By Tyler CowenPosted Wednesday, June 13, 2007, at 3:37 PM ET
Oddly, Taleb's argument is weakest in the area he knows best, namely finance. Only on Wall Street do people seem to give proper credence—not too much, not too little—to very unlikely events. It is easy enough to use hindsight to identify the black swans Wall Street has missed, such as stock-price crashes. But it is harder to argue that the market undervalues surprise more generally. Stock and bond markets offer simple ways to bet on black swans. In financial terminology, you can purchase an option that is "deeply out of the money"; for instance, you can bet that Google shares will rise or fall in value an enormous amount over the next three months. These investments pay off precisely when the rest of the market does not anticipate the scope for surprise. Yet "long-shot" strategies are well-studied, and they do not yield extra profit. In other words, organized securities markets track rare and unpredictable events as well as the current state of knowledge will allow. If you don't believe me, it is easy enough to bet on the Los Angeles Clippers to win the 2008 NBA title, or to bet on the longest odds at the racetrack. Such actions are hardly the path to either happiness or riches.

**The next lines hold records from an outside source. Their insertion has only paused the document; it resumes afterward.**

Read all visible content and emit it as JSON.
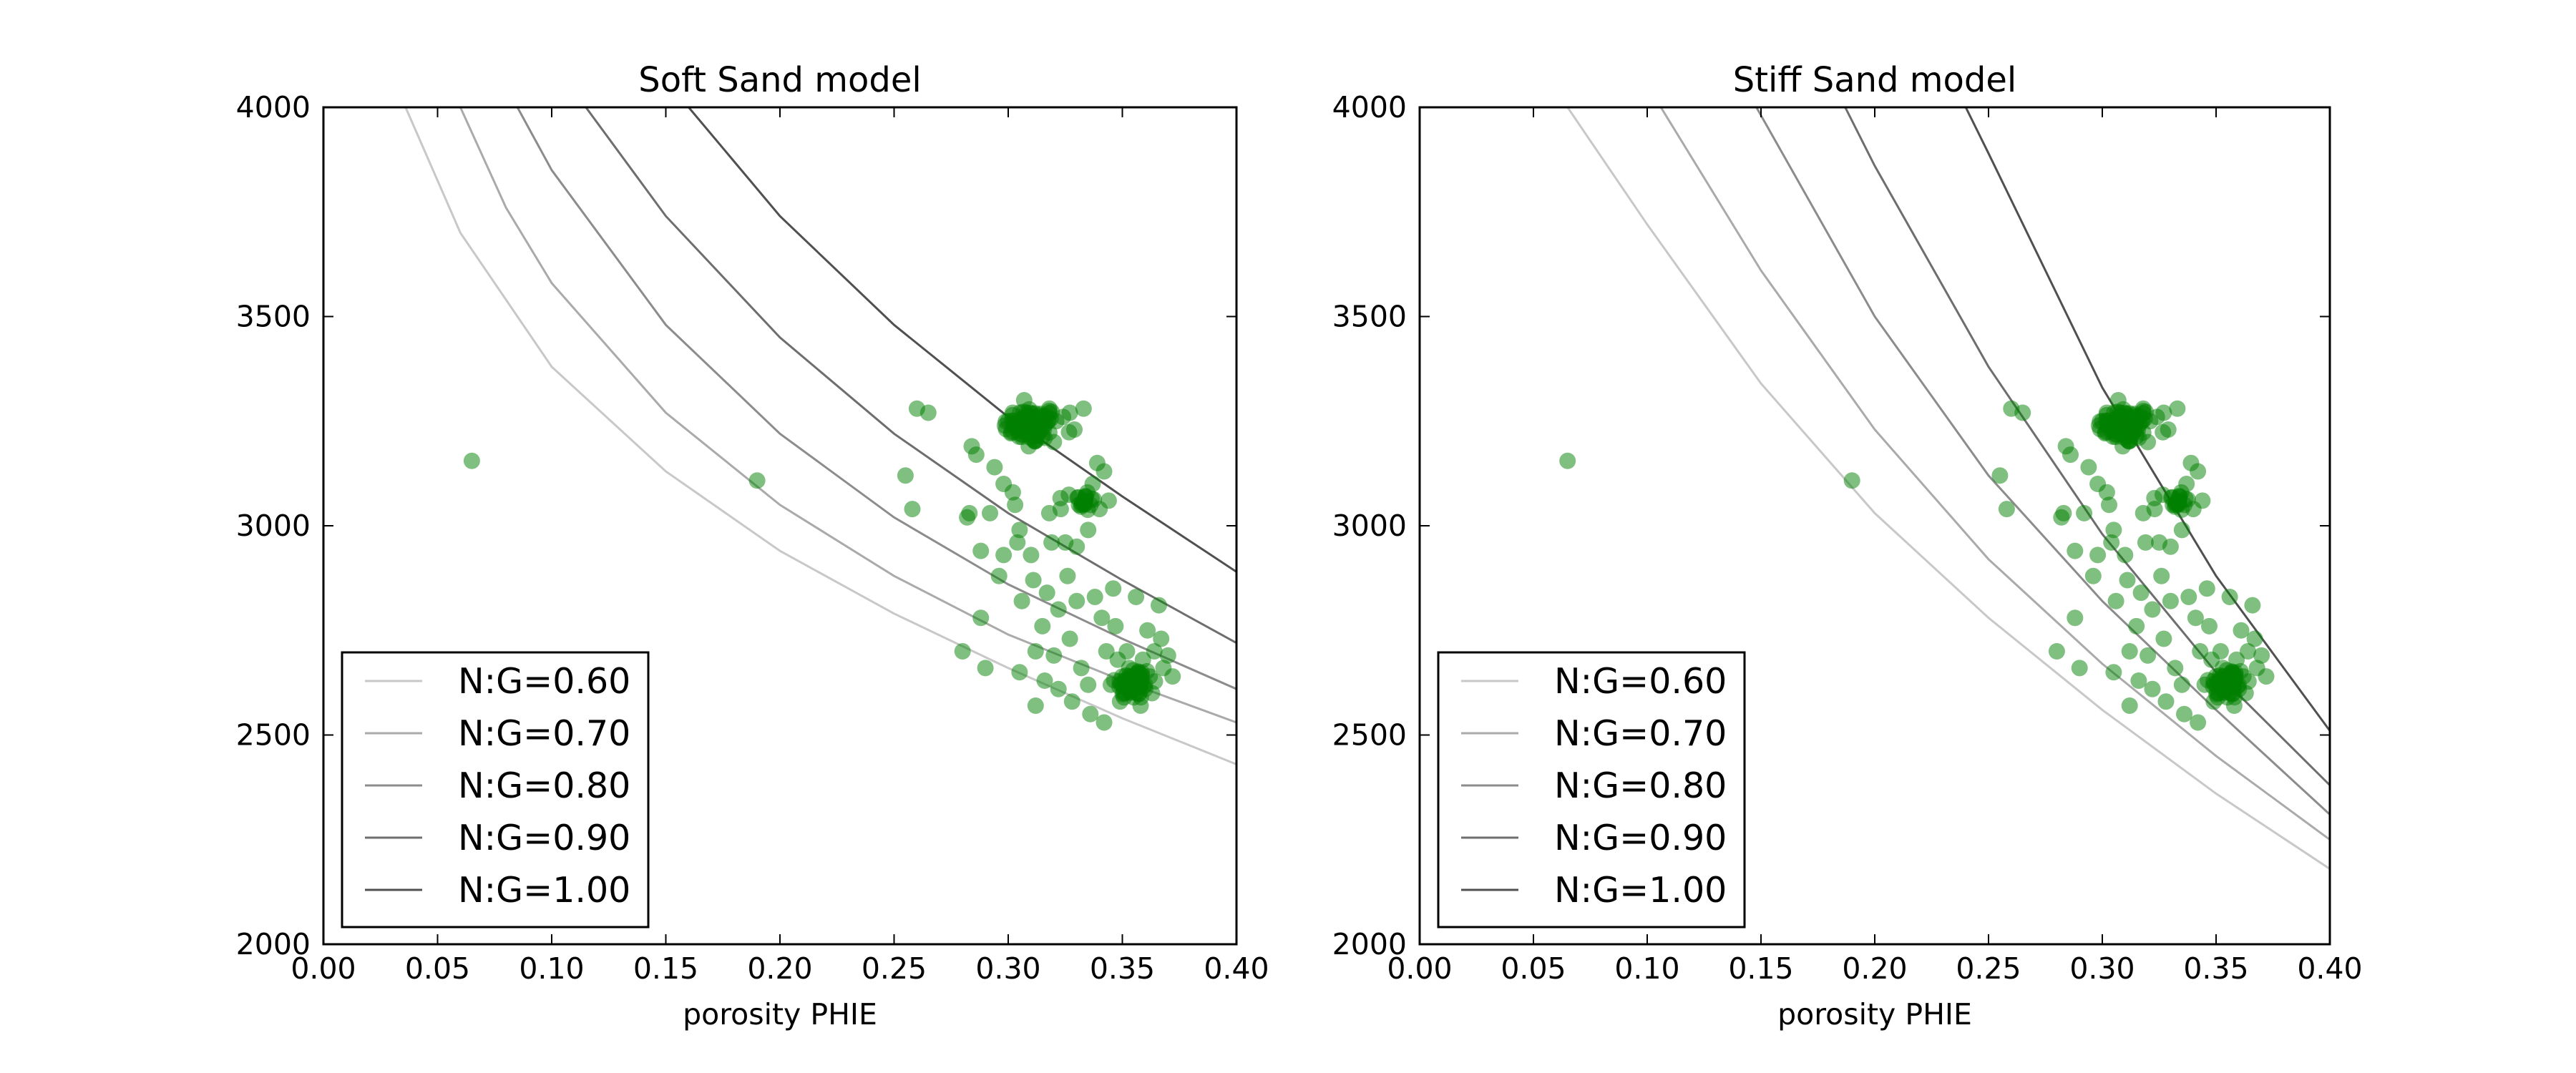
{
  "chart_data": [
    {
      "type": "scatter",
      "title": "Soft Sand model",
      "xlabel": "porosity PHIE",
      "ylabel": "",
      "xlim": [
        0.0,
        0.4
      ],
      "ylim": [
        2000,
        4000
      ],
      "x_ticks": [
        0.0,
        0.05,
        0.1,
        0.15,
        0.2,
        0.25,
        0.3,
        0.35,
        0.4
      ],
      "x_tick_labels": [
        "0.00",
        "0.05",
        "0.10",
        "0.15",
        "0.20",
        "0.25",
        "0.30",
        "0.35",
        "0.40"
      ],
      "y_ticks": [
        2000,
        2500,
        3000,
        3500,
        4000
      ],
      "y_tick_labels": [
        "2000",
        "2500",
        "3000",
        "3500",
        "4000"
      ],
      "grid": false,
      "legend_position": "bottom-left",
      "marker_color": "#008000",
      "series": [
        {
          "name": "N:G=0.60",
          "color": "#c8c8c8",
          "x": [
            0.036,
            0.06,
            0.1,
            0.15,
            0.2,
            0.25,
            0.3,
            0.35,
            0.4
          ],
          "y": [
            4000,
            3700,
            3380,
            3130,
            2940,
            2790,
            2660,
            2540,
            2430
          ]
        },
        {
          "name": "N:G=0.70",
          "color": "#aaaaaa",
          "x": [
            0.06,
            0.08,
            0.1,
            0.15,
            0.2,
            0.25,
            0.3,
            0.35,
            0.4
          ],
          "y": [
            4000,
            3760,
            3580,
            3270,
            3050,
            2880,
            2740,
            2630,
            2530
          ]
        },
        {
          "name": "N:G=0.80",
          "color": "#8c8c8c",
          "x": [
            0.085,
            0.1,
            0.15,
            0.2,
            0.25,
            0.3,
            0.35,
            0.4
          ],
          "y": [
            4000,
            3850,
            3480,
            3220,
            3020,
            2860,
            2730,
            2610
          ]
        },
        {
          "name": "N:G=0.90",
          "color": "#6e6e6e",
          "x": [
            0.115,
            0.15,
            0.2,
            0.25,
            0.3,
            0.35,
            0.4
          ],
          "y": [
            4000,
            3740,
            3450,
            3220,
            3030,
            2870,
            2720
          ]
        },
        {
          "name": "N:G=1.00",
          "color": "#505050",
          "x": [
            0.16,
            0.2,
            0.25,
            0.3,
            0.35,
            0.4
          ],
          "y": [
            4000,
            3740,
            3480,
            3260,
            3070,
            2890
          ]
        }
      ],
      "points": [
        [
          0.065,
          3155
        ],
        [
          0.19,
          3108
        ],
        [
          0.255,
          3120
        ],
        [
          0.258,
          3040
        ],
        [
          0.26,
          3280
        ],
        [
          0.265,
          3270
        ],
        [
          0.28,
          2700
        ],
        [
          0.282,
          3020
        ],
        [
          0.283,
          3030
        ],
        [
          0.284,
          3190
        ],
        [
          0.286,
          3170
        ],
        [
          0.288,
          2780
        ],
        [
          0.288,
          2940
        ],
        [
          0.29,
          2660
        ],
        [
          0.292,
          3030
        ],
        [
          0.294,
          3140
        ],
        [
          0.296,
          2880
        ],
        [
          0.298,
          3100
        ],
        [
          0.298,
          2930
        ],
        [
          0.3,
          3250
        ],
        [
          0.302,
          3080
        ],
        [
          0.303,
          3050
        ],
        [
          0.304,
          2960
        ],
        [
          0.305,
          2650
        ],
        [
          0.305,
          2990
        ],
        [
          0.306,
          2820
        ],
        [
          0.307,
          3300
        ],
        [
          0.308,
          3270
        ],
        [
          0.308,
          3220
        ],
        [
          0.309,
          3190
        ],
        [
          0.31,
          2930
        ],
        [
          0.311,
          2870
        ],
        [
          0.312,
          2700
        ],
        [
          0.312,
          2570
        ],
        [
          0.313,
          3240
        ],
        [
          0.314,
          3230
        ],
        [
          0.315,
          3260
        ],
        [
          0.315,
          2760
        ],
        [
          0.316,
          3210
        ],
        [
          0.316,
          2630
        ],
        [
          0.317,
          2840
        ],
        [
          0.318,
          3280
        ],
        [
          0.318,
          3030
        ],
        [
          0.319,
          2960
        ],
        [
          0.32,
          3200
        ],
        [
          0.32,
          2690
        ],
        [
          0.321,
          3250
        ],
        [
          0.322,
          2800
        ],
        [
          0.322,
          2610
        ],
        [
          0.323,
          3040
        ],
        [
          0.324,
          3260
        ],
        [
          0.325,
          2960
        ],
        [
          0.326,
          2880
        ],
        [
          0.327,
          3270
        ],
        [
          0.327,
          2730
        ],
        [
          0.328,
          2580
        ],
        [
          0.329,
          3230
        ],
        [
          0.33,
          2820
        ],
        [
          0.33,
          2950
        ],
        [
          0.331,
          3050
        ],
        [
          0.332,
          2660
        ],
        [
          0.333,
          3280
        ],
        [
          0.334,
          3070
        ],
        [
          0.335,
          2990
        ],
        [
          0.335,
          2620
        ],
        [
          0.336,
          2550
        ],
        [
          0.337,
          3100
        ],
        [
          0.338,
          2830
        ],
        [
          0.339,
          3150
        ],
        [
          0.34,
          3040
        ],
        [
          0.341,
          2780
        ],
        [
          0.342,
          3130
        ],
        [
          0.342,
          2530
        ],
        [
          0.343,
          2700
        ],
        [
          0.344,
          3060
        ],
        [
          0.345,
          2620
        ],
        [
          0.346,
          2850
        ],
        [
          0.347,
          2760
        ],
        [
          0.348,
          2680
        ],
        [
          0.349,
          2580
        ],
        [
          0.35,
          2640
        ],
        [
          0.351,
          2600
        ],
        [
          0.352,
          2700
        ],
        [
          0.353,
          2660
        ],
        [
          0.354,
          2620
        ],
        [
          0.355,
          2590
        ],
        [
          0.356,
          2830
        ],
        [
          0.357,
          2650
        ],
        [
          0.358,
          2570
        ],
        [
          0.359,
          2680
        ],
        [
          0.36,
          2610
        ],
        [
          0.361,
          2750
        ],
        [
          0.362,
          2640
        ],
        [
          0.363,
          2600
        ],
        [
          0.364,
          2700
        ],
        [
          0.366,
          2810
        ],
        [
          0.367,
          2730
        ],
        [
          0.368,
          2660
        ],
        [
          0.37,
          2690
        ],
        [
          0.372,
          2640
        ]
      ],
      "dense_clusters": [
        {
          "cx": 0.31,
          "cy": 3240,
          "rx": 0.012,
          "ry": 45,
          "n": 80
        },
        {
          "cx": 0.333,
          "cy": 3060,
          "rx": 0.005,
          "ry": 25,
          "n": 20
        },
        {
          "cx": 0.355,
          "cy": 2625,
          "rx": 0.008,
          "ry": 40,
          "n": 55
        }
      ]
    },
    {
      "type": "scatter",
      "title": "Stiff Sand model",
      "xlabel": "porosity PHIE",
      "ylabel": "",
      "xlim": [
        0.0,
        0.4
      ],
      "ylim": [
        2000,
        4000
      ],
      "x_ticks": [
        0.0,
        0.05,
        0.1,
        0.15,
        0.2,
        0.25,
        0.3,
        0.35,
        0.4
      ],
      "x_tick_labels": [
        "0.00",
        "0.05",
        "0.10",
        "0.15",
        "0.20",
        "0.25",
        "0.30",
        "0.35",
        "0.40"
      ],
      "y_ticks": [
        2000,
        2500,
        3000,
        3500,
        4000
      ],
      "y_tick_labels": [
        "2000",
        "2500",
        "3000",
        "3500",
        "4000"
      ],
      "grid": false,
      "legend_position": "bottom-left",
      "marker_color": "#008000",
      "series": [
        {
          "name": "N:G=0.60",
          "color": "#c8c8c8",
          "x": [
            0.065,
            0.1,
            0.15,
            0.2,
            0.25,
            0.3,
            0.35,
            0.4
          ],
          "y": [
            4000,
            3720,
            3340,
            3030,
            2780,
            2560,
            2360,
            2180
          ]
        },
        {
          "name": "N:G=0.70",
          "color": "#aaaaaa",
          "x": [
            0.106,
            0.15,
            0.2,
            0.25,
            0.3,
            0.35,
            0.4
          ],
          "y": [
            4000,
            3610,
            3230,
            2920,
            2670,
            2450,
            2250
          ]
        },
        {
          "name": "N:G=0.80",
          "color": "#8c8c8c",
          "x": [
            0.148,
            0.2,
            0.25,
            0.3,
            0.35,
            0.4
          ],
          "y": [
            4000,
            3500,
            3120,
            2820,
            2560,
            2310
          ]
        },
        {
          "name": "N:G=0.90",
          "color": "#6e6e6e",
          "x": [
            0.187,
            0.2,
            0.25,
            0.3,
            0.35,
            0.4
          ],
          "y": [
            4000,
            3860,
            3380,
            2980,
            2650,
            2380
          ]
        },
        {
          "name": "N:G=1.00",
          "color": "#505050",
          "x": [
            0.24,
            0.25,
            0.3,
            0.35,
            0.4
          ],
          "y": [
            4000,
            3890,
            3330,
            2880,
            2510
          ]
        }
      ],
      "points": [
        [
          0.065,
          3155
        ],
        [
          0.19,
          3108
        ],
        [
          0.255,
          3120
        ],
        [
          0.258,
          3040
        ],
        [
          0.26,
          3280
        ],
        [
          0.265,
          3270
        ],
        [
          0.28,
          2700
        ],
        [
          0.282,
          3020
        ],
        [
          0.283,
          3030
        ],
        [
          0.284,
          3190
        ],
        [
          0.286,
          3170
        ],
        [
          0.288,
          2780
        ],
        [
          0.288,
          2940
        ],
        [
          0.29,
          2660
        ],
        [
          0.292,
          3030
        ],
        [
          0.294,
          3140
        ],
        [
          0.296,
          2880
        ],
        [
          0.298,
          3100
        ],
        [
          0.298,
          2930
        ],
        [
          0.3,
          3250
        ],
        [
          0.302,
          3080
        ],
        [
          0.303,
          3050
        ],
        [
          0.304,
          2960
        ],
        [
          0.305,
          2650
        ],
        [
          0.305,
          2990
        ],
        [
          0.306,
          2820
        ],
        [
          0.307,
          3300
        ],
        [
          0.308,
          3270
        ],
        [
          0.308,
          3220
        ],
        [
          0.309,
          3190
        ],
        [
          0.31,
          2930
        ],
        [
          0.311,
          2870
        ],
        [
          0.312,
          2700
        ],
        [
          0.312,
          2570
        ],
        [
          0.313,
          3240
        ],
        [
          0.314,
          3230
        ],
        [
          0.315,
          3260
        ],
        [
          0.315,
          2760
        ],
        [
          0.316,
          3210
        ],
        [
          0.316,
          2630
        ],
        [
          0.317,
          2840
        ],
        [
          0.318,
          3280
        ],
        [
          0.318,
          3030
        ],
        [
          0.319,
          2960
        ],
        [
          0.32,
          3200
        ],
        [
          0.32,
          2690
        ],
        [
          0.321,
          3250
        ],
        [
          0.322,
          2800
        ],
        [
          0.322,
          2610
        ],
        [
          0.323,
          3040
        ],
        [
          0.324,
          3260
        ],
        [
          0.325,
          2960
        ],
        [
          0.326,
          2880
        ],
        [
          0.327,
          3270
        ],
        [
          0.327,
          2730
        ],
        [
          0.328,
          2580
        ],
        [
          0.329,
          3230
        ],
        [
          0.33,
          2820
        ],
        [
          0.33,
          2950
        ],
        [
          0.331,
          3050
        ],
        [
          0.332,
          2660
        ],
        [
          0.333,
          3280
        ],
        [
          0.334,
          3070
        ],
        [
          0.335,
          2990
        ],
        [
          0.335,
          2620
        ],
        [
          0.336,
          2550
        ],
        [
          0.337,
          3100
        ],
        [
          0.338,
          2830
        ],
        [
          0.339,
          3150
        ],
        [
          0.34,
          3040
        ],
        [
          0.341,
          2780
        ],
        [
          0.342,
          3130
        ],
        [
          0.342,
          2530
        ],
        [
          0.343,
          2700
        ],
        [
          0.344,
          3060
        ],
        [
          0.345,
          2620
        ],
        [
          0.346,
          2850
        ],
        [
          0.347,
          2760
        ],
        [
          0.348,
          2680
        ],
        [
          0.349,
          2580
        ],
        [
          0.35,
          2640
        ],
        [
          0.351,
          2600
        ],
        [
          0.352,
          2700
        ],
        [
          0.353,
          2660
        ],
        [
          0.354,
          2620
        ],
        [
          0.355,
          2590
        ],
        [
          0.356,
          2830
        ],
        [
          0.357,
          2650
        ],
        [
          0.358,
          2570
        ],
        [
          0.359,
          2680
        ],
        [
          0.36,
          2610
        ],
        [
          0.361,
          2750
        ],
        [
          0.362,
          2640
        ],
        [
          0.363,
          2600
        ],
        [
          0.364,
          2700
        ],
        [
          0.366,
          2810
        ],
        [
          0.367,
          2730
        ],
        [
          0.368,
          2660
        ],
        [
          0.37,
          2690
        ],
        [
          0.372,
          2640
        ]
      ],
      "dense_clusters": [
        {
          "cx": 0.31,
          "cy": 3240,
          "rx": 0.012,
          "ry": 45,
          "n": 80
        },
        {
          "cx": 0.333,
          "cy": 3060,
          "rx": 0.005,
          "ry": 25,
          "n": 20
        },
        {
          "cx": 0.355,
          "cy": 2625,
          "rx": 0.008,
          "ry": 40,
          "n": 55
        }
      ]
    }
  ]
}
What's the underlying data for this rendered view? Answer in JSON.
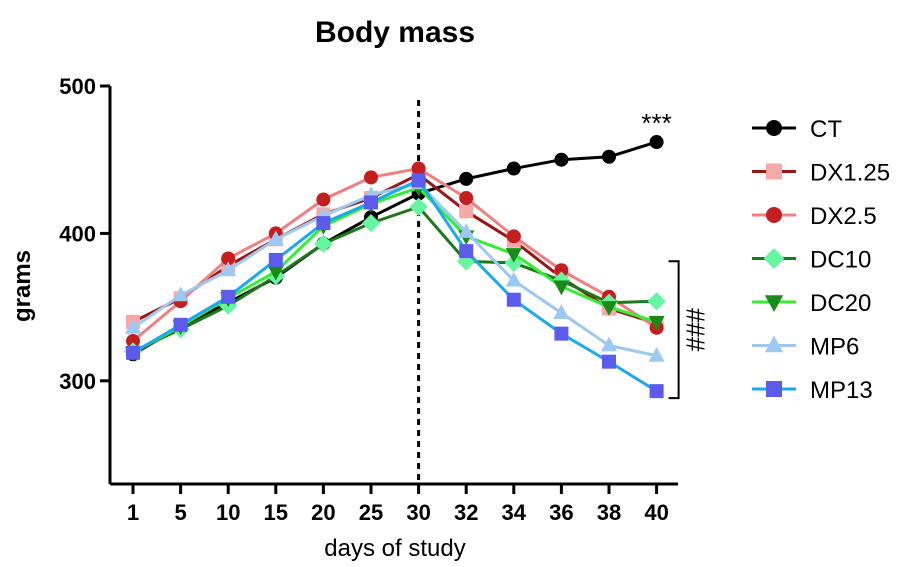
{
  "chart_data": {
    "type": "line",
    "title": "Body mass",
    "xlabel": "days of study",
    "ylabel": "grams",
    "categories": [
      "1",
      "5",
      "10",
      "15",
      "20",
      "25",
      "30",
      "32",
      "34",
      "36",
      "38",
      "40"
    ],
    "ylim": [
      230,
      500
    ],
    "yticks": [
      300,
      400,
      500
    ],
    "grid": false,
    "legend": "right",
    "vline_at_category": "30",
    "series": [
      {
        "name": "CT",
        "color": "#000000",
        "line_color": "#000000",
        "marker": "circle",
        "values": [
          318,
          337,
          353,
          370,
          393,
          411,
          427,
          437,
          444,
          450,
          452,
          462
        ]
      },
      {
        "name": "DX1.25",
        "color": "#f7a8a8",
        "line_color": "#9a1515",
        "marker": "square",
        "values": [
          340,
          356,
          378,
          396,
          413,
          424,
          440,
          415,
          395,
          370,
          349,
          339
        ]
      },
      {
        "name": "DX2.5",
        "color": "#c41e1e",
        "line_color": "#f08080",
        "marker": "circle",
        "values": [
          327,
          354,
          383,
          400,
          423,
          438,
          444,
          424,
          398,
          375,
          357,
          336
        ]
      },
      {
        "name": "DC10",
        "color": "#66f5a0",
        "line_color": "#1a7a1a",
        "marker": "diamond",
        "values": [
          320,
          335,
          351,
          371,
          393,
          407,
          418,
          381,
          380,
          368,
          353,
          354
        ]
      },
      {
        "name": "DC20",
        "color": "#1a8a1a",
        "line_color": "#33ee33",
        "marker": "triangle-down",
        "values": [
          319,
          337,
          356,
          374,
          405,
          420,
          431,
          398,
          386,
          364,
          350,
          340
        ]
      },
      {
        "name": "MP6",
        "color": "#9dc8f2",
        "line_color": "#9dc8f2",
        "marker": "triangle",
        "values": [
          336,
          358,
          375,
          396,
          412,
          426,
          434,
          401,
          368,
          346,
          324,
          317
        ]
      },
      {
        "name": "MP13",
        "color": "#5b5bee",
        "line_color": "#1aaaee",
        "marker": "square",
        "values": [
          319,
          338,
          357,
          382,
          407,
          421,
          436,
          388,
          355,
          332,
          313,
          293
        ]
      }
    ],
    "annotations": [
      {
        "text": "***",
        "near_series": "CT",
        "at_category": "40"
      },
      {
        "text": "###",
        "bracket_between_series": [
          "DC10",
          "MP13"
        ],
        "at_category": "40"
      }
    ]
  }
}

The Black Swan also encounters some problems when it attempts to map out a metaphysical philosophy. The prologue tells us that "[a] small number of Black Swans explain almost everything in our world. …" In Taleb's view, "ordinary events, the ones we study and discuss and try to predict from reading the newspapers, have become increasingly inconsequential."
Promoting the supreme nature of the extraordinary seems to this (ordinary) reviewer a largely semantic point. Virtually by definition, the bulk of what goes on is ordinary events determined by ordinary processes—mixed in, of course, with some extraordinary influences. Shakespeare, George Washington, and Osama Bin Laden have shaped history, but the lives of billions of ordinary people matter, too, and they shape history as well, although not always in obvious ways. Elevating the importance of the extraordinary alone is more rhetorical posturing than insight. Even genius depends more on years of concentrated hard work than on unique momentary inspiration, as evidenced by studies that show the effects of practice on top-tier musicians and composers. Taleb is a talented writer, and often offers up a brilliant sentence or a clever, darting aphorism; he has a harder time developing a systematic message that is not only true but also original.
Taleb does insist on the originality of his work—regarding it as a black swan, of course—and refers to opposing views as the "GIF: Great Intellectual Fraud." Nonetheless, the idea of a Power Law as a deeply skewed and asymmetric distribution is well-known, and the statistical notion of "ergodicity" (roughly, the idea that the initial state of a system does not predict its end state very well) has been around for a long time. In 1921, economist Frank Knight drew a distinction between unquantifiable and radical uncertainty and the risk of flipping a coin or playing a roulette wheel. If these ideas have not always been part of the mainstream, it is because they can quickly prove intractable, not because they have been suppressed by an arrogant scientific community.
The Black Swan is a kaleidic book—to borrow Shackle's term—full of surprising examples, and in that sense the medium is true to the message. Yet Taleb's previous book Fooled by Randomness was unpredictable as well. So, his latest effort—however thought-provoking—is not a black swan in every way. Taleb may disagree, but he should take heart. Incremental progress is a hard enough achievement, and it is to be applauded with vigor.